089 – 8 Fragen, 9 Antworten mit Julia und Eveline von dreijahrewach

© Oliver Schwabe

Zu Studien- und wilden Partyzeiten lautete das Motto gerne mal "drei Tage wach" – sobald aber Kinder im Anmarsch sind, switcht die Devise ganz schnell um auf "drei Jahre wach". So heißt auch der Familien-Podcast der beiden Münchnerinnen Julia Irländer und Eveline Kubitz, die sich einst bei ihrer Arbeit im Feierwerk kennenlernten. Seit September 2018 stehen sie nun jeden Monat gemeinsam im Studio und sprechen darüber, wie das Leben mit Kindern eben so ist. Höchst ehrlich und mit spannenden Gästen.
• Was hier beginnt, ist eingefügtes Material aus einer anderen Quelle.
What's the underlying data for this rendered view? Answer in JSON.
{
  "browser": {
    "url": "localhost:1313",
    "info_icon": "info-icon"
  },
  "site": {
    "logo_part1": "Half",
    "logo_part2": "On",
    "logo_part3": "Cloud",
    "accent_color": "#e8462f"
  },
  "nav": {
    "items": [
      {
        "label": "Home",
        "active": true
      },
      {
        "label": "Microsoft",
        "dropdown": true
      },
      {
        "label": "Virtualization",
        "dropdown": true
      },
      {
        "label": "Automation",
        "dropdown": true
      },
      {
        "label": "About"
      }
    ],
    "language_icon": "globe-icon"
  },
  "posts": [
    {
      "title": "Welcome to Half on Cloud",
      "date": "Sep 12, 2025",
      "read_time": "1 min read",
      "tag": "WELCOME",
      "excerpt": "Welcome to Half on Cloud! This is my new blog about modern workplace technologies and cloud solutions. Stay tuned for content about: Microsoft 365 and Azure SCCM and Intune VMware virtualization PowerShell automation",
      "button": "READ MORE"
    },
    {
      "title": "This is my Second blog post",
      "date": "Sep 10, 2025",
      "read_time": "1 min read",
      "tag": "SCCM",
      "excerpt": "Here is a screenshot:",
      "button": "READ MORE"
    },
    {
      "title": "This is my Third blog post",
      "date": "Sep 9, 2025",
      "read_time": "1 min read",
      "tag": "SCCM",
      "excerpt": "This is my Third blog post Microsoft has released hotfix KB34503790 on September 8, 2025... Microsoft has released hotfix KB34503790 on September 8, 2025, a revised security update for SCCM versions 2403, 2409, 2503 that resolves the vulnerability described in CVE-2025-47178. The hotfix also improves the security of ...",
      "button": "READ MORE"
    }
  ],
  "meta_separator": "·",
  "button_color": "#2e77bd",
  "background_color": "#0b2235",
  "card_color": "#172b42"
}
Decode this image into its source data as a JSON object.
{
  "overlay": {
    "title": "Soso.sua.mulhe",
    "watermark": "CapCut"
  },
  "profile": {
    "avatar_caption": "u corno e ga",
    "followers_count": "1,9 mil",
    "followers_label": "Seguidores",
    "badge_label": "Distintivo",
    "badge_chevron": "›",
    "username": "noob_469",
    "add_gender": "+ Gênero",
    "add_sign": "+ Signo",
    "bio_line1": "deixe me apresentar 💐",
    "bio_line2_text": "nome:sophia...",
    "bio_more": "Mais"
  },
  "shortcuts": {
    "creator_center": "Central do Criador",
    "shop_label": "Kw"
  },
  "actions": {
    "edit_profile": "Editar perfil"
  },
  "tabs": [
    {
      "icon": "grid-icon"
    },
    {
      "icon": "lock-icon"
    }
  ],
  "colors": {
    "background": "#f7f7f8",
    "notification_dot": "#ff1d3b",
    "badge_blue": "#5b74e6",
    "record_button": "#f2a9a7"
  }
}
Dabei geht es allerdings nicht um die rosarote Zuckerwatte-Welt, in der sich Instagram-Mamas gerne mal inszenieren, sondern um all die großen und kleinen Emotionen, die das Elternsein so hervorruft – neben Liebe übrigens auch Wut, Verzweiflung, Ratlosigkeit und Überforderung. Wenn die beiden nicht gerade im Studio stehen, radelt Julia am liebsten durch die Stadt, zum Hofflohmarkt in Haidhausen, zum Basteln in den Dschungelpalast oder zum Bier trinken an der Isar. Eveline ist seit zehn Jahren überzeugte Sendlingerin und ist tagsüber am liebsten da, wo es grün ist und nachts am liebsten da, wo Funk, Soul und Hip Hop läuft.

1. Das Schönste, das ein Türsteher in München einmal zu dir gesagt hat?

Julia: Nichts, tatsächlich. Bis fast 30 hab ich nämlich immer gehört: „Ausweis, bitte.“ Irgendwann durfte ich dann ohne Kommentar rein – herrlich!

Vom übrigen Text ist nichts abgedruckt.